Life

TV review: Patrick Kielty finds without reconciliation you can’t have real peace

Patrick Kielty in the BBC documentary My Dad, The Peace Deal and Me. Photographer: Lorian Reed-Drake
Patrick Kielty in the BBC documentary My Dad, The Peace Deal and Me. Photographer: Lorian Reed-Drake Patrick Kielty in the BBC documentary My Dad, The Peace Deal and Me. Photographer: Lorian Reed-Drake

My Dad, The Peace Deal and Me, BBC 1, Wednesday at 9pm

Patrick Kielty asks a pertinent question: “Have we spent the last 20 years papering over the cracks?”

The comedian and Troubles victim returned to his native Co Down to reflect on the 20th anniversary of the Good Friday Agreement and his own minor role in nudging us towards an accommodation.

He interviewed politicians, paramilitaries and people on the street and lamented the absence of a Stormont government after the collapse of the DUP/Sinn Féin partnership last year.

Overall the mood was sombre rather than a celebration of the anniversary, with Kielty pointing to the lack of reconciliation, the absence of an executive and the Brexit inspired rise of various forms of nationalism.

But perhaps the most useful part of the programme was when he spoke directly to former paramilitaries.

It’s not too often that we see victims asking questions of the victim makers.

Kielty’s father Jack was killed by the UFF in 1988 because he was a prominent Catholic in the village of Dundrum.

Former UVF commander and PUP representative Billy Hutchinson gave the familiar hunch of the shoulders when Kielty asked him why 20 years after the peace agreement there remained a mural of men with guns on the wall of his community building in north Belfast,

But his first question was less easy to answer.

“You joined the UVF at the same age (16) I was when my dad was killed, yet I never thought of joining the IRA.”

Hutchinson said he was deeply moved by a bomb on the Shankill which killed a baby when he was a young man, but the point had been made.

Indeed Kielty revealed that his uncle had been approached by the IRA at the graveyard on the day of his father’s funeral.

He said the man told his uncle: “We could properly use a couple of good, smart, strong, strapping lads like those Kielty lads if they are interested in revenge.”

“They were told in no uncertain terms where to go, “ he said.

Seanna Walsh, who read out the IRA statement announcing the end of its armed campaign in 2005, said his reason for joining was because of the behaviour of the British army.

“They would raid houses at four o'clock in the morning, seal off whole streets … if you weren’t quick enough to get your door opened you got it smashed in.
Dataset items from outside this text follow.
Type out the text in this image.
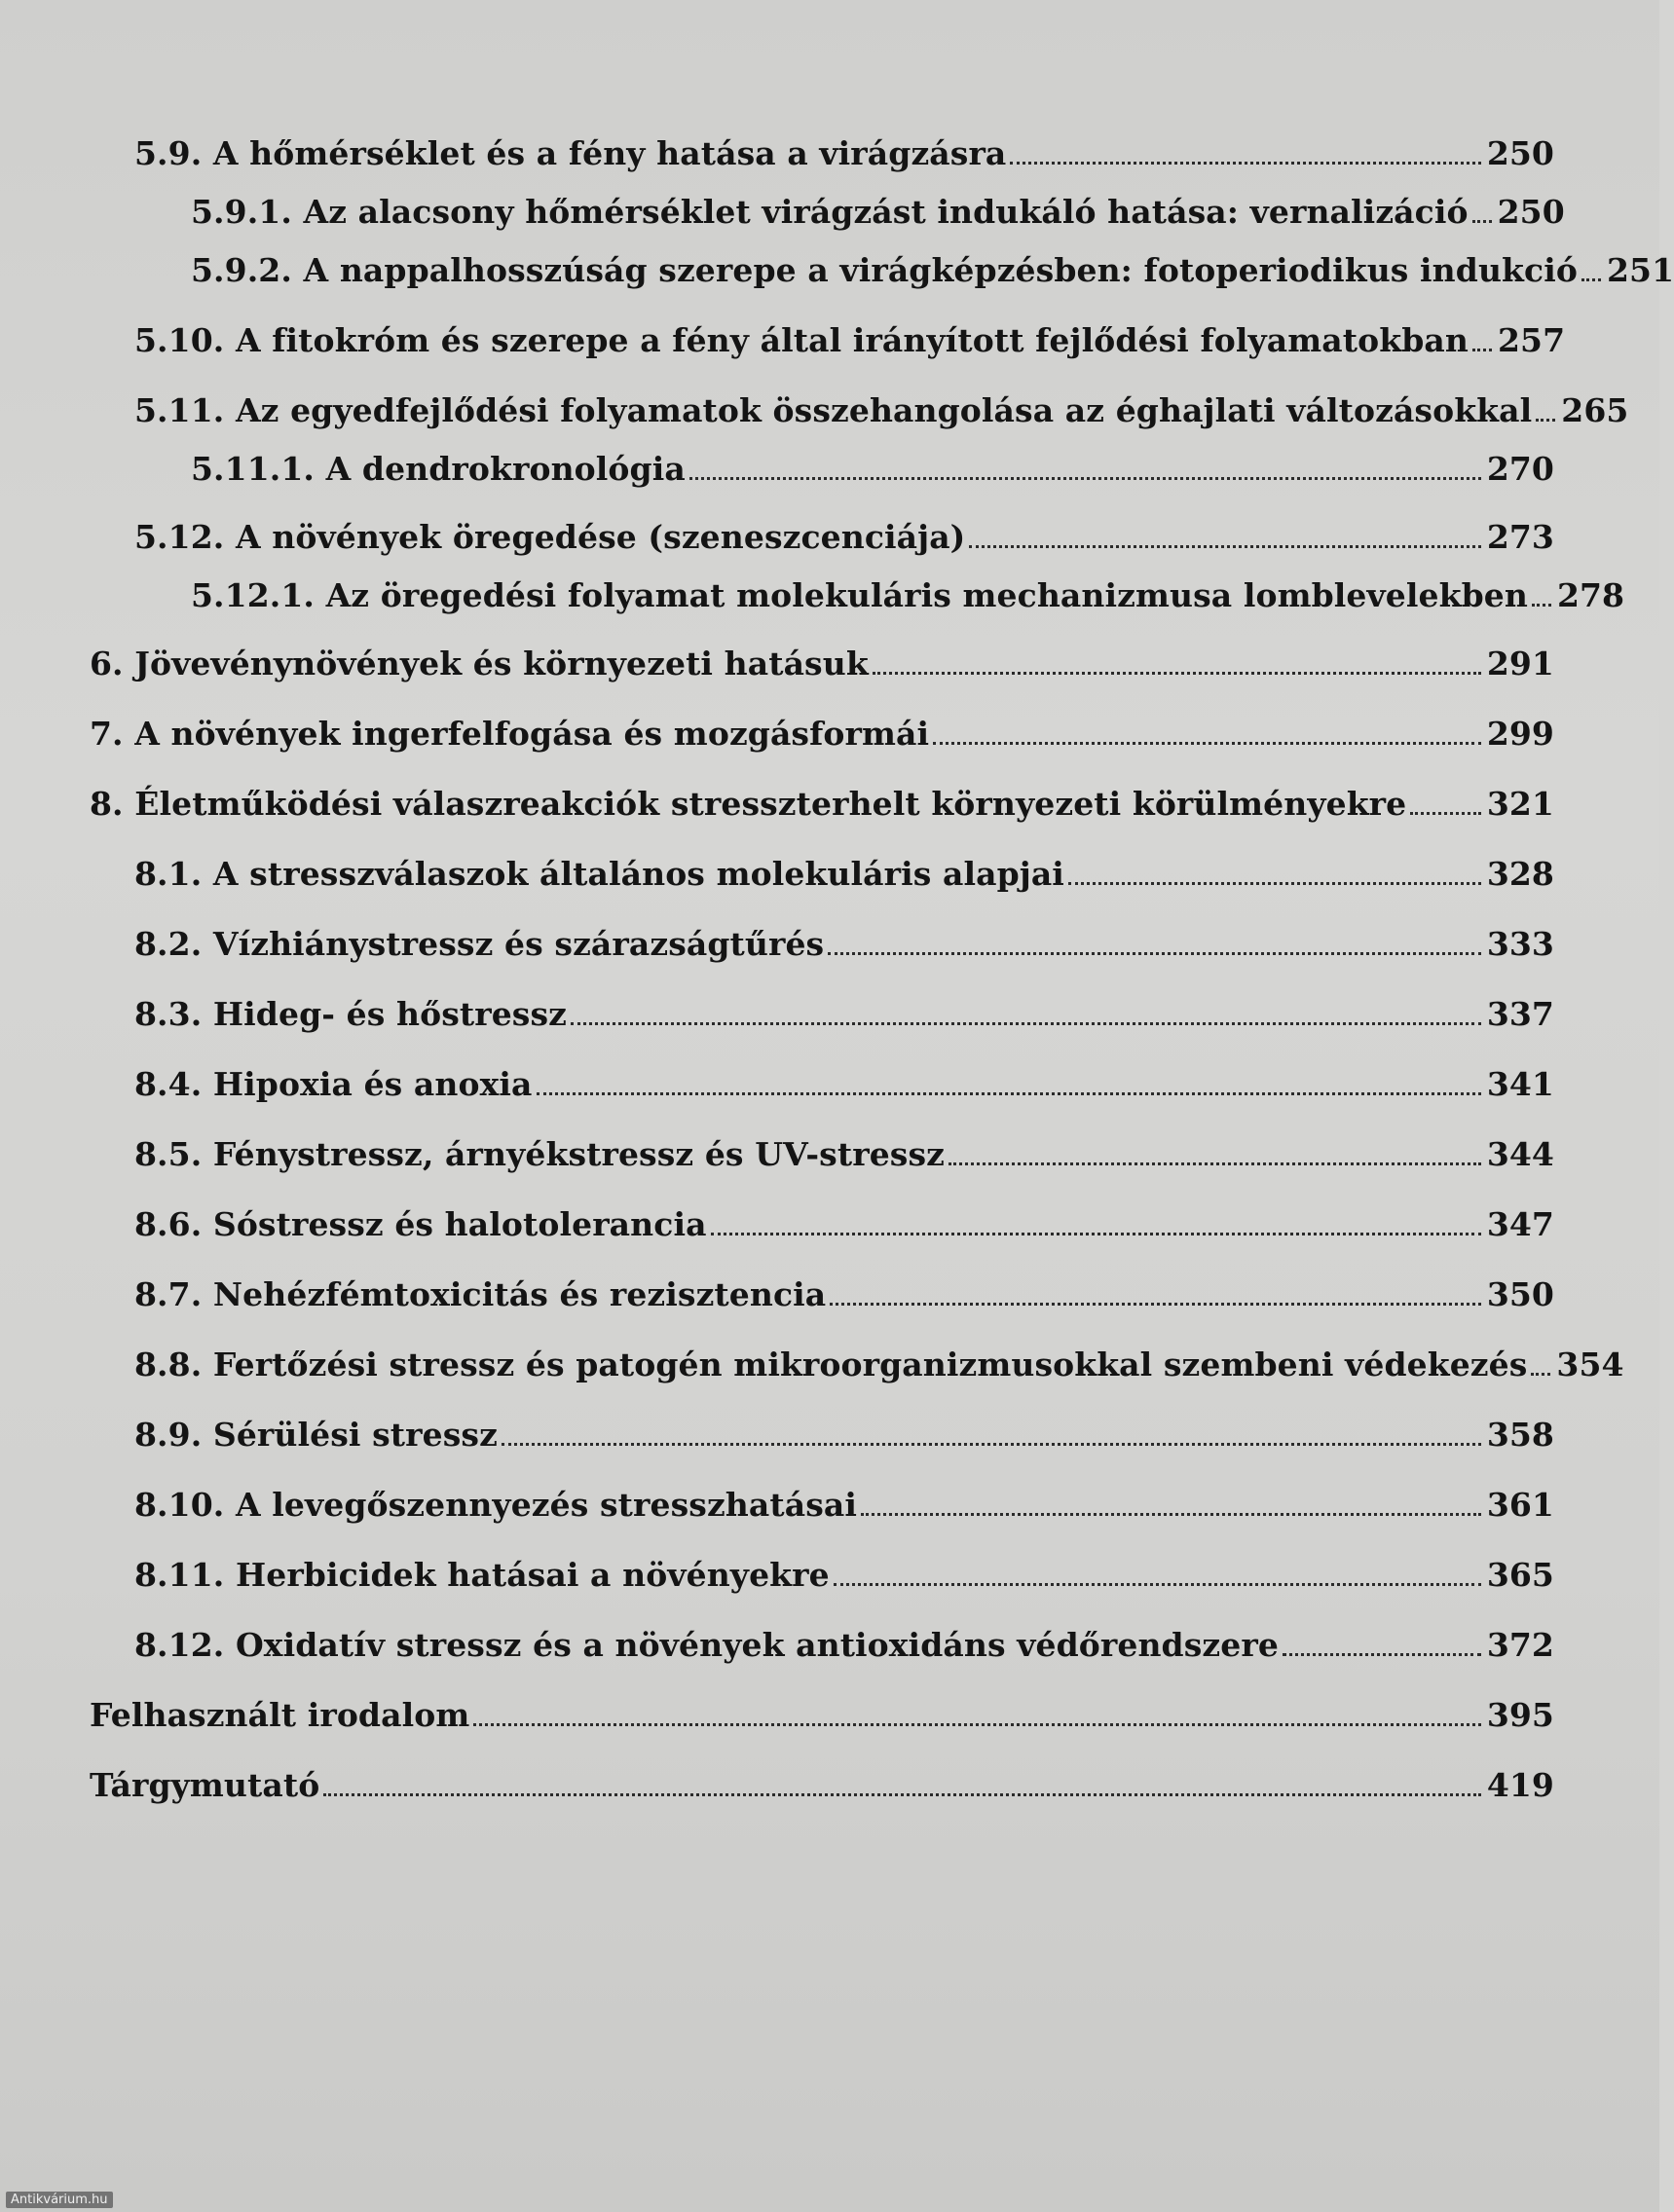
5.9. A hőmérséklet és a fény hatása a virágzásra	250
5.9.1. Az alacsony hőmérséklet virágzást indukáló hatása: vernalizáció 250
5.9.2. A nappalhosszúság szerepe a virágképzésben: fotoperiodikus indukció 251
5.10. A fitokróm és szerepe a fény által irányított fejlődési folyamatokban 257
5.11. Az egyedfejlődési folyamatok összehangolása az éghajlati változásokkal 265
5.11.1. A dendrokronológia	270
5.12. A növények öregedése (szeneszcenciája)	273
5.12.1. Az öregedési folyamat molekuláris mechanizmusa lomblevelekben 278
6. Jövevénynövények és környezeti hatásuk	291
7. A növények ingerfelfogása és mozgásformái	299
8. Életműködési válaszreakciók stresszterhelt környezeti körülményekre	321
8.1. A stresszválaszok általános molekuláris alapjai	328
8.2. Vízhiánystressz és szárazságtűrés	333
8.3. Hideg- és hőstressz	337
8.4. Hipoxia és anoxia	341
8.5. Fénystressz, árnyékstressz és UV-stressz	344
8.6. Sóstressz és halotolerancia	347
8.7. Nehézfémtoxicitás és rezisztencia	350
8.8. Fertőzési stressz és patogén mikroorganizmusokkal szembeni védekezés 354
8.9. Sérülési stressz	358
8.10. A levegőszennyezés stresszhatásai	361
8.11. Herbicidek hatásai a növényekre	365
8.12. Oxidatív stressz és a növények antioxidáns védőrendszere	372
Felhasznált irodalom	395
Tárgymutató	419
Antikvárium.hu
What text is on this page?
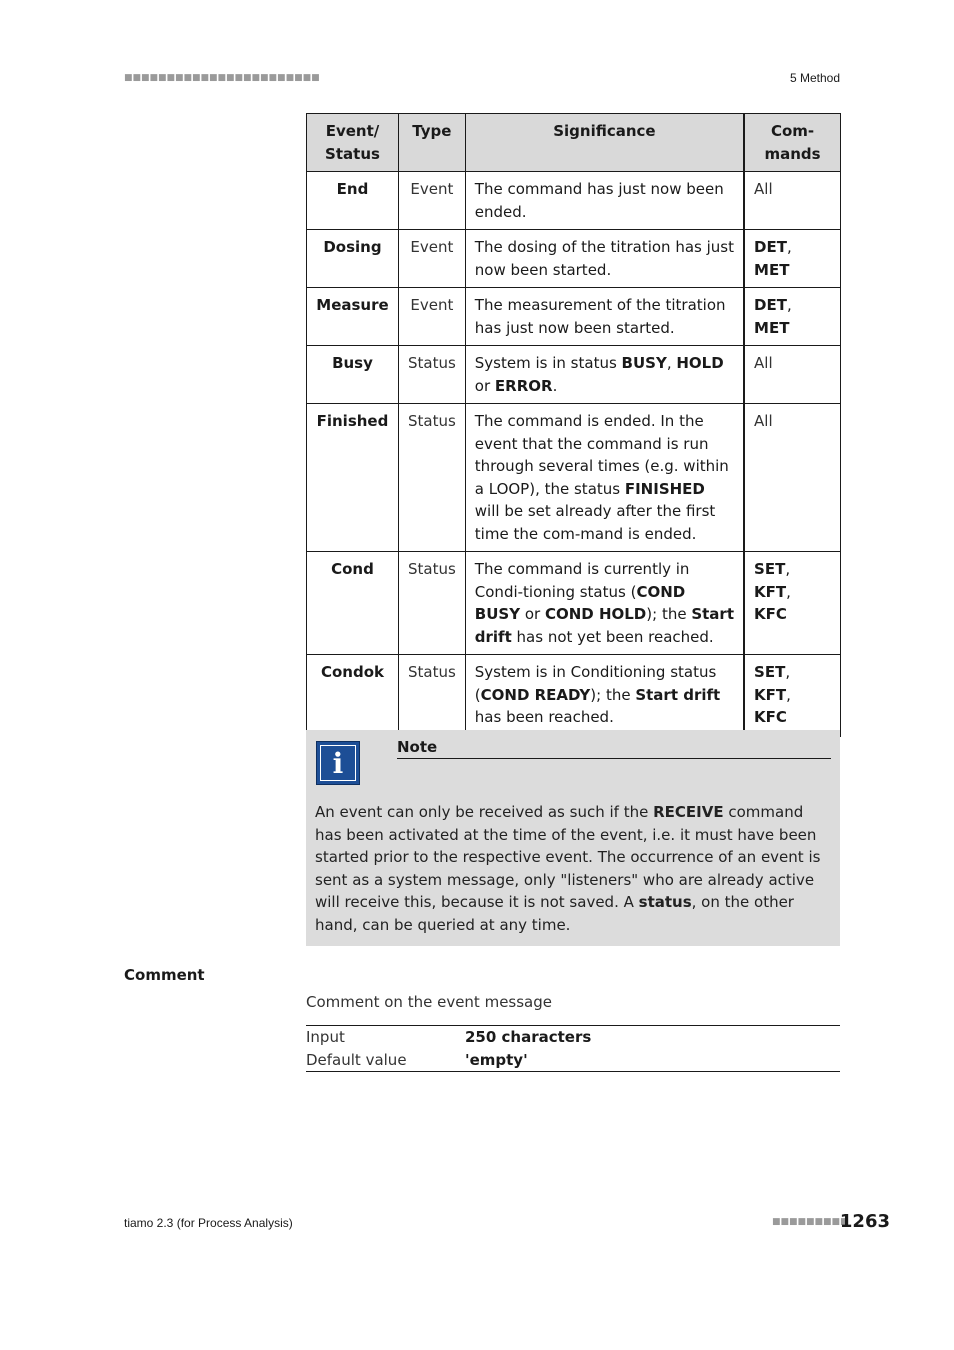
■■■■■■■■■■■■■■■■■■■■■■■	5 Method
Event/
Status	Type	Significance	Com-
mands
End	Event	The command has just now been ended.	All
Dosing	Event	The dosing of the titration has just now been started.	DET,
MET
Measure	Event	The measurement of the titration has just now been started.	DET,
MET
Busy	Status	System is in status BUSY, HOLD or ERROR.	All
Finished	Status	The command is ended. In the event that the command is run through several times (e.g. within a LOOP), the status FINISHED will be set already after the first time the com-mand is ended.	All
Cond	Status	The command is currently in Condi-tioning status (COND BUSY or COND HOLD); the Start drift has not yet been reached.	SET, KFT,
KFC
Condok	Status	System is in Conditioning status (COND READY); the Start drift has been reached.	SET, KFT,
KFC
i	Note
An event can only be received as such if the RECEIVE command has been activated at the time of the event, i.e. it must have been started prior to the respective event. The occurrence of an event is sent as a system message, only "listeners" who are already active will receive this, because it is not saved. A status, on the other hand, can be queried at any time.
Comment
Comment on the event message
Input	250 characters
Default value	'empty'
tiamo 2.3 (for Process Analysis)	■■■■■■■■■
1263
And if you were in any way lippy, as teenagers tend to be, they would beat the crap out of you,” he said.

And despite the death and destruction he was “proud” of his participation.

Kielty should be proud of his contribution, in difficult times when he was suffering his own loss, his brave comedy helped to expose the absurdity of sectarianism.

Although he notes that 20 years after the agreement that less than 10 per cent of children attend integrated schools and that we still separate our 4-year-olds based on religion.

He concluded that the absence of political violence means that the Good Friday Agreement “has succeeded.”

“We have peace and where there’s peace there’ll always be a wee bit of hope.”

But the peace is not complete because division remains as strong as ever.

In an interview in her local church, DUP leader Arlene Foster revealed that should, sometime in the future, people vote for a united Ireland she would leave Northern Ireland rather than live in a place outside the United Kingdom.

Kielty answered his own question: “Without reconciliation you can’t have real peace.”

And we seem to be still waiting for real peace.